The investment giant, which agreed a Swiss government bail-out last October, will cut staff levels from the current 76,200 in 50 countries to 67,500 by 2010.

A spokesman said it is not clear whether the cutbacks will affect its offices on Colmore Row, Birmingham.

He said: “There is no breakdown at all at this stage. It is an ongoing process and we don’t comment on staff departures.”

UBS was heavily exposed to the complex mortgage-backed investments hit by the credit crunch and the latest losses reflect a further £2.3bn write-down on its toxic assets.

The new cull comes just two months after UBS said it was cutting at least 2,000 more jobs, mostly from its troubled investment banking division.

Chief executive Oswald Grubel said: “Unfortunately, I am not able, as yet, to offer you any good news.

“Instead, I am forced to present you with another round of unsatisfactory performance figures and to announce further drastic measures.

“Our outlook remains cautious and we face many uncertainties.

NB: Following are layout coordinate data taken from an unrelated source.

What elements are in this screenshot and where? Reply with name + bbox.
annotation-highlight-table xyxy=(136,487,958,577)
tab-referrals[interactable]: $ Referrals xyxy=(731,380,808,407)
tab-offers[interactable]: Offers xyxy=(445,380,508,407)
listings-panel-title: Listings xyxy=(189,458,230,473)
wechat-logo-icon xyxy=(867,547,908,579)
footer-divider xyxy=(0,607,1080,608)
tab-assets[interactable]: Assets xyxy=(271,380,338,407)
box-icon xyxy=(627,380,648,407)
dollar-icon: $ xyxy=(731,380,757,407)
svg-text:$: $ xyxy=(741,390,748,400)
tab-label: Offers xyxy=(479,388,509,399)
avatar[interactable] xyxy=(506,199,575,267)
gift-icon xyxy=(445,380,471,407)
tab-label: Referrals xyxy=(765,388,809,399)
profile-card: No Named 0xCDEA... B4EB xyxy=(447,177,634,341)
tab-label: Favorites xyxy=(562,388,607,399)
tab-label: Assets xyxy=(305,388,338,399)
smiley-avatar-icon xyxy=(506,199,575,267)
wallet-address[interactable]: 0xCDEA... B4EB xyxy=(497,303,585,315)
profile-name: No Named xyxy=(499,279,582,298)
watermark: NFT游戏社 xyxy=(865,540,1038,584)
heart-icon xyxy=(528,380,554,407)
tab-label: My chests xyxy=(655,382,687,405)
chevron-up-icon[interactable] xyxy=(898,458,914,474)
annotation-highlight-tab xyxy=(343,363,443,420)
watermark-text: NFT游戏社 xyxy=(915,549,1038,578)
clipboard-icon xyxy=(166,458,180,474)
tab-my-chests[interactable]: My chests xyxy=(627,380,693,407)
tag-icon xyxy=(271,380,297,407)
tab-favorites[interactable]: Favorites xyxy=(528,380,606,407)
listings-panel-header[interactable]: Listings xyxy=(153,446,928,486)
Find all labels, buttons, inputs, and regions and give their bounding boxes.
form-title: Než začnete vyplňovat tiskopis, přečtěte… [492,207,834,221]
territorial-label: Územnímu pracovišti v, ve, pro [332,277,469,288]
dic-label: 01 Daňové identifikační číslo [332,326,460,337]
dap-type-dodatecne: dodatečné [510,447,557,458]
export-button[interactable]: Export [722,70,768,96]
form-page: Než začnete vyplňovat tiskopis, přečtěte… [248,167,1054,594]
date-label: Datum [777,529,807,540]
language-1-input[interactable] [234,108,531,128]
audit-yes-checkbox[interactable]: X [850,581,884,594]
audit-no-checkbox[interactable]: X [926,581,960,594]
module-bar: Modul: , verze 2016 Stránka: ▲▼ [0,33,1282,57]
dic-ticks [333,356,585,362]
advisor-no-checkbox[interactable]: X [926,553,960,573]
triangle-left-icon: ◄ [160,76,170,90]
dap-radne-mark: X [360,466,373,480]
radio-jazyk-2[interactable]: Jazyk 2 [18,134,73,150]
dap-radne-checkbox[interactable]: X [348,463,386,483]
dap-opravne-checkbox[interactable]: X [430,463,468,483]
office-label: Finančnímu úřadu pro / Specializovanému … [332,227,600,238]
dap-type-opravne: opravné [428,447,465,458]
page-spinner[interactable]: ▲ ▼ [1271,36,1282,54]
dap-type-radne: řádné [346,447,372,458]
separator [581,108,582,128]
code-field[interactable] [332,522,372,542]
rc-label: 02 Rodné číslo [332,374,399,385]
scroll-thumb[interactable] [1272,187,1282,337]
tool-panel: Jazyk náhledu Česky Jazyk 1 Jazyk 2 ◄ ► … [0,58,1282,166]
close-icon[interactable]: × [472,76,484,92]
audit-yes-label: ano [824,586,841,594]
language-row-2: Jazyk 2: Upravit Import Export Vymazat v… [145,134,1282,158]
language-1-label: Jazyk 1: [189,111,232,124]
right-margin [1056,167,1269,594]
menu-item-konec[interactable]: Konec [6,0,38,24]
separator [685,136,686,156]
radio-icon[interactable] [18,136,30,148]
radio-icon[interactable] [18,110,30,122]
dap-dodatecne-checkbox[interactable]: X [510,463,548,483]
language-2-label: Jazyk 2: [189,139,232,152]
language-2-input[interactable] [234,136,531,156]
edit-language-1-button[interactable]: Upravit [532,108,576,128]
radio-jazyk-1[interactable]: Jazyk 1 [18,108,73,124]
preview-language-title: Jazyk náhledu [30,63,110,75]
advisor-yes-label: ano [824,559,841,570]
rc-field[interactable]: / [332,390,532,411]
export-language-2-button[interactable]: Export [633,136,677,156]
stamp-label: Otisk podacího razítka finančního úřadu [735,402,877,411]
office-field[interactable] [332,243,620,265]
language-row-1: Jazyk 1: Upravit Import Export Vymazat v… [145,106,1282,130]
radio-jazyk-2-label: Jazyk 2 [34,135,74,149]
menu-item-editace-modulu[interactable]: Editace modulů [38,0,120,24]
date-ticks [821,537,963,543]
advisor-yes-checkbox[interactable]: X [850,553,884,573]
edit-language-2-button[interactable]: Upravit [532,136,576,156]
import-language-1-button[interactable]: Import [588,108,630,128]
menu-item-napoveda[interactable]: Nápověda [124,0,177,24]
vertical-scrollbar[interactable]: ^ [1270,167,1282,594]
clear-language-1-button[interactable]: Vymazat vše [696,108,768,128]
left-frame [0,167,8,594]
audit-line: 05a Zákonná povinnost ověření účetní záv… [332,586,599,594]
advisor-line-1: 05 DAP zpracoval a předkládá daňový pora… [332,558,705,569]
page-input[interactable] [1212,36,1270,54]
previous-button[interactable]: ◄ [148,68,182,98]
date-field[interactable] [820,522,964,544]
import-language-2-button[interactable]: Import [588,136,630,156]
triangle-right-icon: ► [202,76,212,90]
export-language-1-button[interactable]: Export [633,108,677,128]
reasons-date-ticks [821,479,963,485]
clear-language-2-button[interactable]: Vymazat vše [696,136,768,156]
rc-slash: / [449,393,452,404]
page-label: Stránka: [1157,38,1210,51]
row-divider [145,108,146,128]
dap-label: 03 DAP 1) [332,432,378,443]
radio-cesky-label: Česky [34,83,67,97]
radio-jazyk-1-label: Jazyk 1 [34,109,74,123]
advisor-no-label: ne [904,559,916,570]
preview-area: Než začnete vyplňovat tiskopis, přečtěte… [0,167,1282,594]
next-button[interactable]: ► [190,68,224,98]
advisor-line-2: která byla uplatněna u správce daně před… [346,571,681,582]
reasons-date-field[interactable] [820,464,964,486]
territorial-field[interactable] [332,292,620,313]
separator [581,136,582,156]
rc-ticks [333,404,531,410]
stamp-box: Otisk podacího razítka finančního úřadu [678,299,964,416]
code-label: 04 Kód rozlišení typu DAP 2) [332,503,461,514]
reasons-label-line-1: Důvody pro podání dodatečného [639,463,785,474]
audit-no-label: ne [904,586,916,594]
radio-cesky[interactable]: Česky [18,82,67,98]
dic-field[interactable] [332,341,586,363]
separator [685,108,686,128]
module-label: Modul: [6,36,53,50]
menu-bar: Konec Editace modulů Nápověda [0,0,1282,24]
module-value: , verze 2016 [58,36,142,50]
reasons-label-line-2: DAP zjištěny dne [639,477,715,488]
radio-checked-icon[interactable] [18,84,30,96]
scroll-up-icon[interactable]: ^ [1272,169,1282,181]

“We have to prepare ourselves for this, even though we are entitled to be very optimistic about the longer-term prospects for our bank.” The news is a setback for the sector after better-than-expected results from US banks Goldman Sachs and Wells Fargo in recent days.

UBS is planning to make savings of up to £2.36bn to cope with the tough market conditions and lower levels of business.

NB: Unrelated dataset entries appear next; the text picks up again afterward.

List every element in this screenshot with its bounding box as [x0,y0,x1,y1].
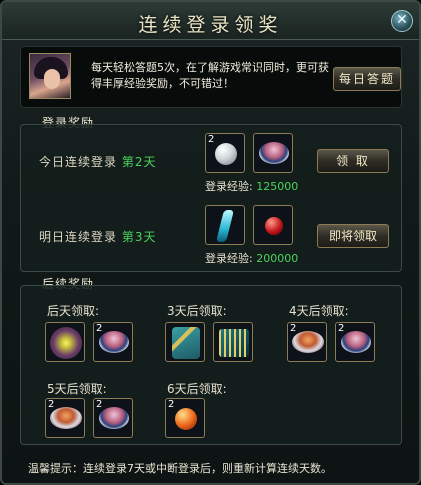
comb-icon [219,329,249,357]
group-label-day6: 6天后领取: [167,382,227,396]
tomorrow-exp: 登录经验: 200000 [205,252,299,265]
tomorrow-reward-slot-1[interactable] [205,205,245,245]
avatar [29,53,71,99]
pink-bowl-icon [99,331,129,353]
tomorrow-reward-slot-2[interactable] [253,205,293,245]
today-day-count: 第2天 [121,155,157,169]
white-pearl-icon [215,143,237,165]
pink-bowl-icon [341,331,371,353]
tomorrow-day-count: 第3天 [121,230,157,244]
group-label-day3: 3天后领取: [167,304,227,318]
tomorrow-label: 明日连续登录 第3天 [39,230,157,244]
scroll-orb-icon [50,327,82,359]
group-label-day2: 后天领取: [47,304,100,318]
cyan-crystal-icon [216,210,234,242]
title-bar: 连续登录领奖 ✕ [2,2,419,40]
later-slot[interactable] [45,322,85,362]
close-icon[interactable]: ✕ [391,10,413,32]
reward-window: 连续登录领奖 ✕ 每天轻松答题5次，在了解游戏常识同时，更可获得丰厚经验奖励，不… [0,0,421,485]
later-reward-panel: 后天领取: 2 3天后领取: 4天后领取: 2 2 5天后领取: 2 2 6天后… [20,285,402,445]
group-label-day4: 4天后领取: [289,304,349,318]
quiz-description: 每天轻松答题5次，在了解游戏常识同时，更可获得丰厚经验奖励，不可错过！ [91,61,329,90]
tip-text: 温馨提示：连续登录7天或中断登录后，则重新计算连续天数。 [28,462,332,475]
daily-quiz-button[interactable]: 每日答题 [333,67,401,91]
pink-bowl-icon [259,142,289,164]
today-label: 今日连续登录 第2天 [39,155,157,169]
branch-icon [172,327,200,359]
upcoming-claim-button: 即将领取 [317,224,389,248]
today-reward-slot-1[interactable]: 2 [205,133,245,173]
login-reward-panel: 今日连续登录 第2天 2 登录经验: 125000 领 取 明日连续登录 第3天… [20,124,402,272]
later-slot[interactable] [165,322,205,362]
later-slot[interactable] [213,322,253,362]
group-label-day5: 5天后领取: [47,382,107,396]
window-title: 连续登录领奖 [138,14,283,36]
orange-bowl-icon [50,407,82,429]
claim-button[interactable]: 领 取 [317,149,389,173]
quiz-banner: 每天轻松答题5次，在了解游戏常识同时，更可获得丰厚经验奖励，不可错过！ 每日答题 [20,46,402,108]
later-slot[interactable]: 2 [45,398,85,438]
later-slot[interactable]: 2 [287,322,327,362]
fire-orb-icon [175,408,197,430]
later-slot[interactable]: 2 [165,398,205,438]
later-slot[interactable]: 2 [335,322,375,362]
later-slot[interactable]: 2 [93,398,133,438]
today-reward-slot-2[interactable] [253,133,293,173]
pink-bowl-icon [99,407,129,429]
later-slot[interactable]: 2 [93,322,133,362]
orange-bowl-icon [292,331,324,353]
today-exp: 登录经验: 125000 [205,180,299,193]
red-gem-icon [265,217,283,235]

The bank, which employs 7,000 staff in the United Kingdom, said the job cuts were “unfortunately unavoidable”. It will cut 2,500 jobs in Switzerland, and thousands more in the US.

Despite the latest losses, UBS said it had a tier one capital ratio – a key measure of balance-sheet strength – of around ten per cent at the end of March. But UBS also said it saw a net £4.1bn flow out of the bank during the first three months of 2009 from business customers.

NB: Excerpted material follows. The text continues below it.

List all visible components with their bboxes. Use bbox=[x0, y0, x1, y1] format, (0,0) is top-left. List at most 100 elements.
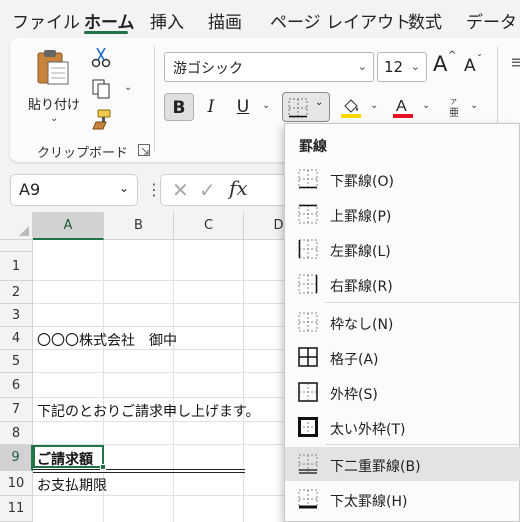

This was seen mainly after it paid a fine of £525m to authorities in the Un ited States in February to settle charges of assisting alleged tax fraud by some of its US clients.

The financial crisis has already forced UBS to announce more than £33 billion of write-downs and its shares have lost nearly three-quarters of their value in the last 12 months.

The icon of Swiss banking came to the verge of collapse in October and was forced to ask the Swiss state for help.

Berne gave it a cash injection of £3.5bn and the Swiss National Bank agreed to absorb into a special fund some of UBS’ toxic assets, a sum now amounting to more than £26 billion.

Kepler Equities’ analyst Dirk Becker said: “Cost-cutting is always a sign of weakness. It means you cannot generate profit.”

The Birmingham Post revealed in August that directors of the UBS Wealth Management office oversaw a huge expansion at the Birmingham office.

It doubled its presence at Colmore Row by taking on eight staff from PricewaterhouseCoopers’ Birmingham office.